The Morning Brief: Herbalife Plunges Amid Nu Skin Drama

Is this the beginning of the end for multi-level marketers? It may be too soon to make this leap. But there is no dispute that Thursday was not a good day for the sector. Shares of Nu Skin Enterprises, a maker of skincare products, plunged more than 26 percent that day after falling more than 15 percent the previous day on news that the Chinese media questioned its business practices and whether the company is a pyramid scheme.

On Thursday, the company fired off a press release acknowledging that Chinese regulators have initiated investigations “to review issues raised by recent news reports.” The stock is not a big favorite among hedge funds. Although Viking Global Investors and Och-Ziff Capitalm Management were major initial buyers of the stock in the third quarter, they were small overall positions in their respective stock portfolios. However, other multi-level marketers plunged in price at the same time, led by Herbalife, which fell nearly 10 percent. Its trading volume was the highest since late July.

Is this the start of what Pershing Square founder William Ackman has been patiently waiting for since December 2012? Will other governments launch their own probes and expand them to other companies? It will be interesting to see what Ackman’s next move is.

Shares of J.C. Penney fell 1.57 percent, to close at $6.90, after the struggling retailer announced plans to cut 2,000 jobs and close 33 stores. The stock is now down 25 percent this year alone after hitting a recent high on the last day of 2013.

A unit of China’s sovereign wealth fund is bankrolling a new U.S.-based investment firm headed by former executives of currency trader FX Concepts, which closed down last year. The new firm will be run by Bob Savage, who previously served as FX Concepts’ chief operating officer and chief strategist, and Ron DiRusso, formerly the firm’s co-chief investment officer and director of research, according to Reuters.

DiRusso had managed FX Concepts’ volatility fund, which had performed well, accordign to the report.

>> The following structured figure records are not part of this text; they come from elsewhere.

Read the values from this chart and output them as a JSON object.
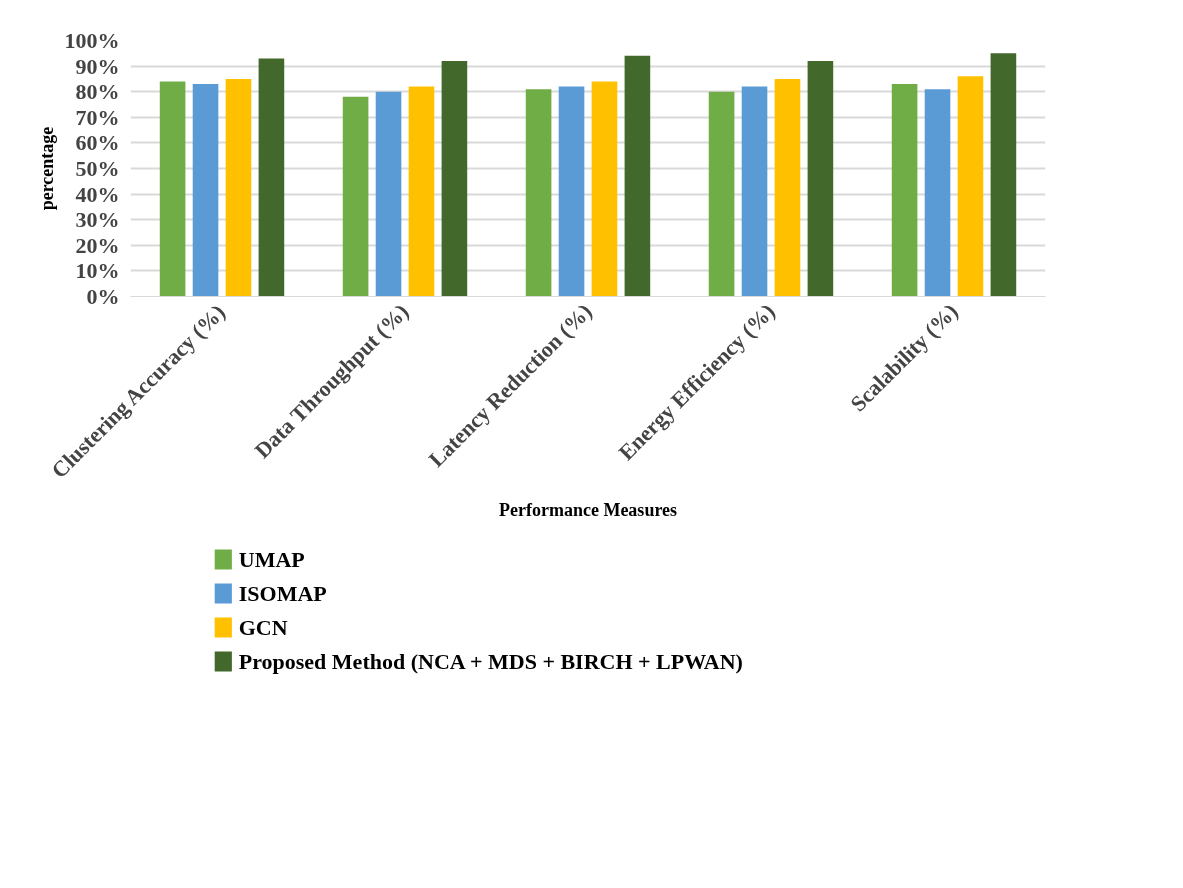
{
  "chart_data": {
    "type": "bar",
    "xlabel": "Performance Measures",
    "ylabel": "percentage",
    "categories": [
      "Clustering Accuracy (%)",
      "Data Throughput (%)",
      "Latency Reduction (%)",
      "Energy Efficiency (%)",
      "Scalability (%)"
    ],
    "series": [
      {
        "name": "UMAP",
        "color": "#70ad47",
        "values": [
          84,
          78,
          81,
          80,
          83
        ]
      },
      {
        "name": "ISOMAP",
        "color": "#5b9bd5",
        "values": [
          83,
          80,
          82,
          82,
          81
        ]
      },
      {
        "name": "GCN",
        "color": "#ffc000",
        "values": [
          85,
          82,
          84,
          85,
          86
        ]
      },
      {
        "name": "Proposed Method (NCA + MDS + BIRCH + LPWAN)",
        "color": "#43682b",
        "values": [
          93,
          92,
          94,
          92,
          95
        ]
      }
    ],
    "ylim": [
      0,
      100
    ],
    "yticks": [
      {
        "value": 0,
        "label": "0%"
      },
      {
        "value": 10,
        "label": "10%"
      },
      {
        "value": 20,
        "label": "20%"
      },
      {
        "value": 30,
        "label": "30%"
      },
      {
        "value": 40,
        "label": "40%"
      },
      {
        "value": 50,
        "label": "50%"
      },
      {
        "value": 60,
        "label": "60%"
      },
      {
        "value": 70,
        "label": "70%"
      },
      {
        "value": 80,
        "label": "80%"
      },
      {
        "value": 90,
        "label": "90%"
      },
      {
        "value": 100,
        "label": "100%"
      }
    ],
    "grid": "y",
    "legend": "bottom"
  }
}
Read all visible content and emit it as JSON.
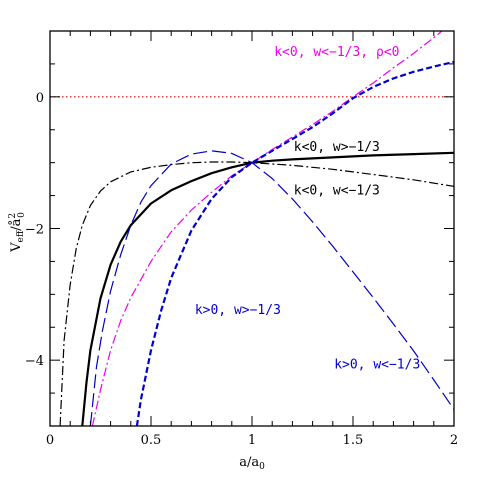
{
  "chart_data": {
    "type": "line",
    "xlabel": "a/a",
    "xlabel_sub": "0",
    "ylabel": "V",
    "ylabel_sub": "eff",
    "ylabel_mid": "/å",
    "ylabel_sup": "2",
    "ylabel_sub2": "0",
    "xlim": [
      0,
      2
    ],
    "ylim": [
      -5,
      1
    ],
    "x_ticks": [
      0,
      0.5,
      1,
      1.5,
      2
    ],
    "x_tick_labels": [
      "0",
      "0.5",
      "1",
      "1.5",
      "2"
    ],
    "y_ticks": [
      -4,
      -2,
      0
    ],
    "y_tick_labels": [
      "−4",
      "−2",
      "0"
    ],
    "grid": false,
    "zero_line": {
      "y": 0,
      "color": "#dd0000",
      "style": "dotted"
    },
    "series": [
      {
        "name": "k<0, w>−1/3",
        "color": "#000000",
        "dash": "solid",
        "x": [
          0.16,
          0.18,
          0.2,
          0.25,
          0.3,
          0.35,
          0.4,
          0.5,
          0.6,
          0.7,
          0.8,
          0.9,
          1.0,
          1.1,
          1.2,
          1.4,
          1.6,
          1.8,
          2.0
        ],
        "y": [
          -5.0,
          -4.35,
          -3.85,
          -3.06,
          -2.55,
          -2.2,
          -1.95,
          -1.62,
          -1.42,
          -1.28,
          -1.16,
          -1.07,
          -1.0,
          -0.97,
          -0.95,
          -0.92,
          -0.89,
          -0.87,
          -0.85
        ]
      },
      {
        "name": "k<0, w<−1/3",
        "color": "#000000",
        "dash": "dashdot",
        "x": [
          0.05,
          0.07,
          0.1,
          0.13,
          0.16,
          0.2,
          0.25,
          0.3,
          0.4,
          0.5,
          0.6,
          0.7,
          0.8,
          0.9,
          1.0,
          1.2,
          1.4,
          1.6,
          1.8,
          2.0
        ],
        "y": [
          -5.0,
          -3.7,
          -2.85,
          -2.3,
          -1.95,
          -1.65,
          -1.43,
          -1.29,
          -1.14,
          -1.07,
          -1.03,
          -1.0,
          -0.99,
          -0.99,
          -1.0,
          -1.04,
          -1.1,
          -1.18,
          -1.26,
          -1.36
        ]
      },
      {
        "name": "k<0, w<−1/3, ρ<0",
        "color": "#ee00ee",
        "dash": "dashdot",
        "x": [
          0.21,
          0.25,
          0.3,
          0.35,
          0.4,
          0.5,
          0.6,
          0.7,
          0.8,
          0.9,
          1.0,
          1.1,
          1.2,
          1.3,
          1.4,
          1.5,
          1.6,
          1.7,
          1.8,
          1.9,
          2.0
        ],
        "y": [
          -5.0,
          -4.45,
          -3.85,
          -3.4,
          -3.05,
          -2.5,
          -2.05,
          -1.72,
          -1.45,
          -1.2,
          -1.0,
          -0.8,
          -0.61,
          -0.42,
          -0.22,
          0.0,
          0.21,
          0.44,
          0.66,
          0.9,
          1.15
        ]
      },
      {
        "name": "k>0, w>−1/3",
        "color": "#0000cc",
        "dash": "shortdash",
        "x": [
          0.43,
          0.45,
          0.5,
          0.55,
          0.6,
          0.7,
          0.8,
          0.9,
          1.0,
          1.1,
          1.2,
          1.3,
          1.4,
          1.5,
          1.6,
          1.7,
          1.8,
          1.9,
          2.0
        ],
        "y": [
          -5.0,
          -4.6,
          -3.85,
          -3.25,
          -2.75,
          -2.03,
          -1.55,
          -1.22,
          -1.0,
          -0.82,
          -0.64,
          -0.46,
          -0.25,
          -0.02,
          0.15,
          0.28,
          0.38,
          0.46,
          0.53
        ]
      },
      {
        "name": "k>0, w<−1/3",
        "color": "#0000cc",
        "dash": "longdash",
        "x": [
          0.2,
          0.23,
          0.26,
          0.3,
          0.35,
          0.4,
          0.45,
          0.5,
          0.6,
          0.7,
          0.8,
          0.9,
          1.0,
          1.1,
          1.2,
          1.3,
          1.4,
          1.5,
          1.6,
          1.7,
          1.8,
          1.9,
          2.0
        ],
        "y": [
          -5.0,
          -4.1,
          -3.55,
          -2.95,
          -2.4,
          -1.95,
          -1.6,
          -1.35,
          -1.02,
          -0.87,
          -0.82,
          -0.86,
          -1.0,
          -1.24,
          -1.55,
          -1.9,
          -2.27,
          -2.66,
          -3.05,
          -3.45,
          -3.86,
          -4.3,
          -4.75
        ]
      }
    ],
    "annotations": [
      {
        "text": "k<0, w<−1/3, ρ<0",
        "color": "#ee00ee",
        "x": 1.42,
        "y": 0.62
      },
      {
        "text": "k<0, w>−1/3",
        "color": "#000000",
        "x": 1.42,
        "y": -0.82
      },
      {
        "text": "k<0, w<−1/3",
        "color": "#000000",
        "x": 1.42,
        "y": -1.48
      },
      {
        "text": "k>0, w>−1/3",
        "color": "#0000cc",
        "x": 0.93,
        "y": -3.3
      },
      {
        "text": "k>0, w<−1/3",
        "color": "#0000cc",
        "x": 1.62,
        "y": -4.13
      }
    ]
  }
}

The Chinese unit, CITIC Capital, manages more than $4 billion. In October, FX Concepts, the once high-flying currency hedge fund founded by John Taylor, announced it was shutting down several funds. The New York–based firm made the decision after its flagship $619 million Global Currency Program lost 13.9 percent in the first eight months of the year, through the end of August. Its small FX Concepts Multi-Strategy Program dropped 10.96 percent through August.

Taylor founded the firm in 1981 as an advisory firm specializing in quantitative currency forecasting and providing research to major corporate and bank treasuries actively managing currency risk. Since 1988, it has been managing currencies for institutional investors. Taylor made his only appearance on Alpha’s Rich List when he made $250 million in 2008 after heavily betting on interest rates would go down. At the time he managed $14.6 billion.